Свернули на via del Tritone. Навстречу группа школьников, у каждого по биг-маку. Один бросил обертку на тротуар. Прямо перед Гальпетрой.

— Это еще что такое!

Схватила за шкирку, заставила поднять. Тот, ошалев, поднял, побежал дальше с оберткой в кулаке, все время оглядываясь. Не привык, чтобы его вот так, за шкирку.

Гальпетра, глядя на свое отражение в витринах бутиков, все время поправляет шапочку, одергивает юбку, пытается заглянуть себе за спину.

Остановилась у витрины с гипсовыми статуэтками, трет руками виски.

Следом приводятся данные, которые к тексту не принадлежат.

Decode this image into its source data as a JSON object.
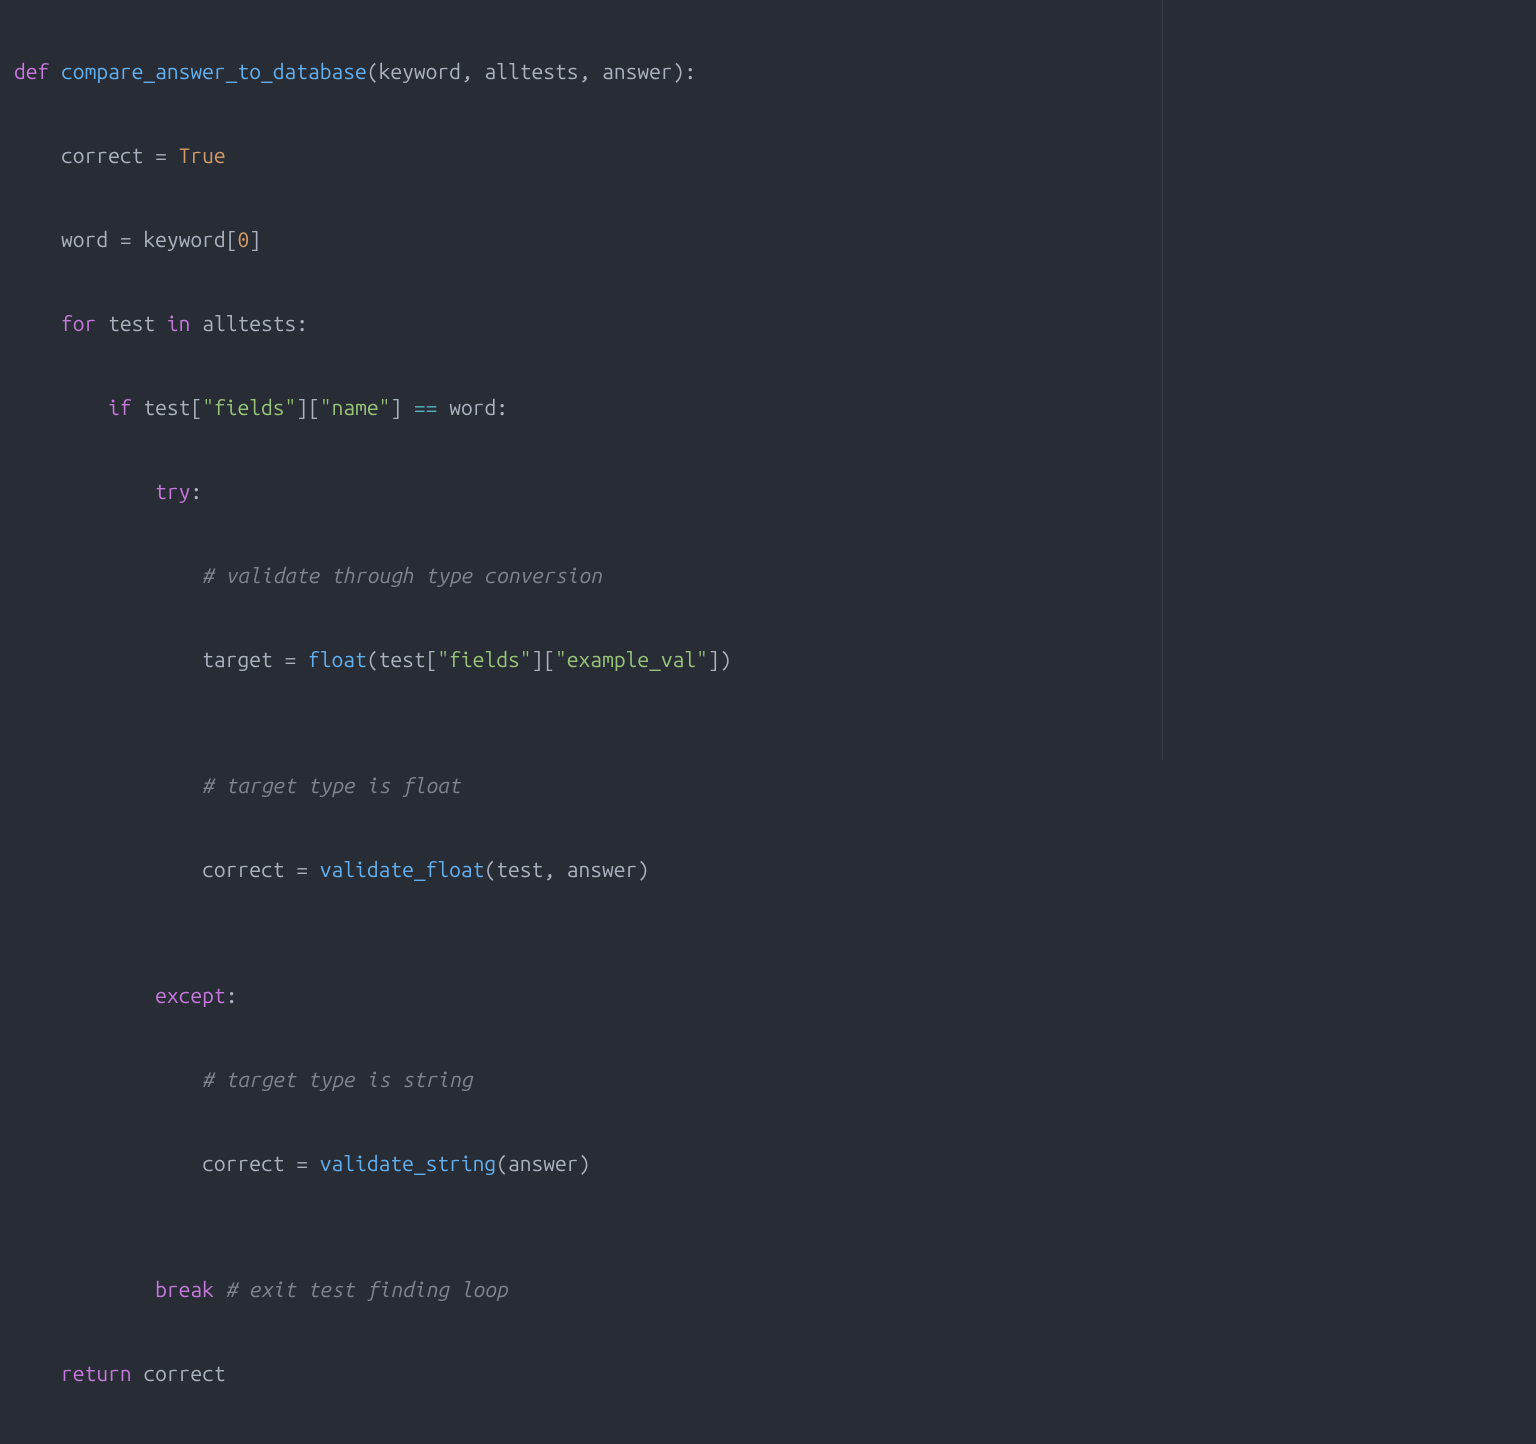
{
  "code": {
    "l1": {
      "def": "def",
      "fname": "compare_answer_to_database",
      "lp": "(",
      "p1": "keyword",
      "c1": ", ",
      "p2": "alltests",
      "c2": ", ",
      "p3": "answer",
      "rp": ")",
      "colon": ":"
    },
    "l2": {
      "indent": "    ",
      "var": "correct",
      "eq": " = ",
      "val": "True"
    },
    "l3": {
      "indent": "    ",
      "var": "word",
      "eq": " = ",
      "src": "keyword",
      "lb": "[",
      "idx": "0",
      "rb": "]"
    },
    "l4": {
      "indent": "    ",
      "for": "for",
      "sp1": " ",
      "var": "test",
      "sp2": " ",
      "in": "in",
      "sp3": " ",
      "iter": "alltests",
      "colon": ":"
    },
    "l5": {
      "indent": "        ",
      "if": "if",
      "sp1": " ",
      "obj": "test",
      "lb1": "[",
      "k1": "\"fields\"",
      "rb1": "]",
      "lb2": "[",
      "k2": "\"name\"",
      "rb2": "]",
      "sp2": " ",
      "eqeq": "==",
      "sp3": " ",
      "rhs": "word",
      "colon": ":"
    },
    "l6": {
      "indent": "            ",
      "try": "try",
      "colon": ":"
    },
    "l7": {
      "indent": "                ",
      "comment": "# validate through type conversion"
    },
    "l8": {
      "indent": "                ",
      "var": "target",
      "eq": " = ",
      "fn": "float",
      "lp": "(",
      "obj": "test",
      "lb1": "[",
      "k1": "\"fields\"",
      "rb1": "]",
      "lb2": "[",
      "k2": "\"example_val\"",
      "rb2": "]",
      "rp": ")"
    },
    "l9": {
      "indent": ""
    },
    "l10": {
      "indent": "                ",
      "comment": "# target type is float"
    },
    "l11": {
      "indent": "                ",
      "var": "correct",
      "eq": " = ",
      "fn": "validate_float",
      "lp": "(",
      "a1": "test",
      "c": ", ",
      "a2": "answer",
      "rp": ")"
    },
    "l12": {
      "indent": ""
    },
    "l13": {
      "indent": "            ",
      "except": "except",
      "colon": ":"
    },
    "l14": {
      "indent": "                ",
      "comment": "# target type is string"
    },
    "l15": {
      "indent": "                ",
      "var": "correct",
      "eq": " = ",
      "fn": "validate_string",
      "lp": "(",
      "a1": "answer",
      "rp": ")"
    },
    "l16": {
      "indent": ""
    },
    "l17": {
      "indent": "            ",
      "break": "break",
      "sp": " ",
      "comment": "# exit test finding loop"
    },
    "l18": {
      "indent": "    ",
      "return": "return",
      "sp": " ",
      "val": "correct"
    }
  }
}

— Только что хотела тебе сказать что-то, и вот надо же, выпало из головы! У меня в последнее время какие-то провалы в памяти. Что-то носишь с собой ненужное всю жизнь, а что нужно — поди вспомни! Смотри, Лаокоон! Всю жизнь мечтала увидеть настоящего Лаокоона! А ты знаешь, что его нашли без руки и приделали новую, а Микельанджело посмотрел и сказал, что рука должна держать змею не сверху, а сзади, за головой, или, наоборот, не сзади, а сверху, уже не помню. А потом, через столетия, нашли ту, настоящую руку — и оказалось все именно так, как он сказал. Пошли, хватит ворон считать!

Они останавливаются у перекрестка.

— Смотри-ка! И тут все прут на красный!

Снова достает из рукава платок, вытирает распухший нос. Над верхней губой прыщики — наверно, выдергивала пинцетом волосы.

— Скажи, а ты видел настоящего Лаокоона? В Ватикане?

— Видел.

— И что?

— Ничего.

— Как это? Ты что? Разве так можно? Это же Лаокоон! Троянский конь! Разгневанная Афина! Древние греки! А как прекрасно античный скульптор изобразил страдания на лице отца, на глазах которого погибают оба его сына! Это же сама бессмертная красота! Это же навеки схваченное в камне прекрасное! А рука, скажи, куда тянется его рука — вверх или назад, за голову?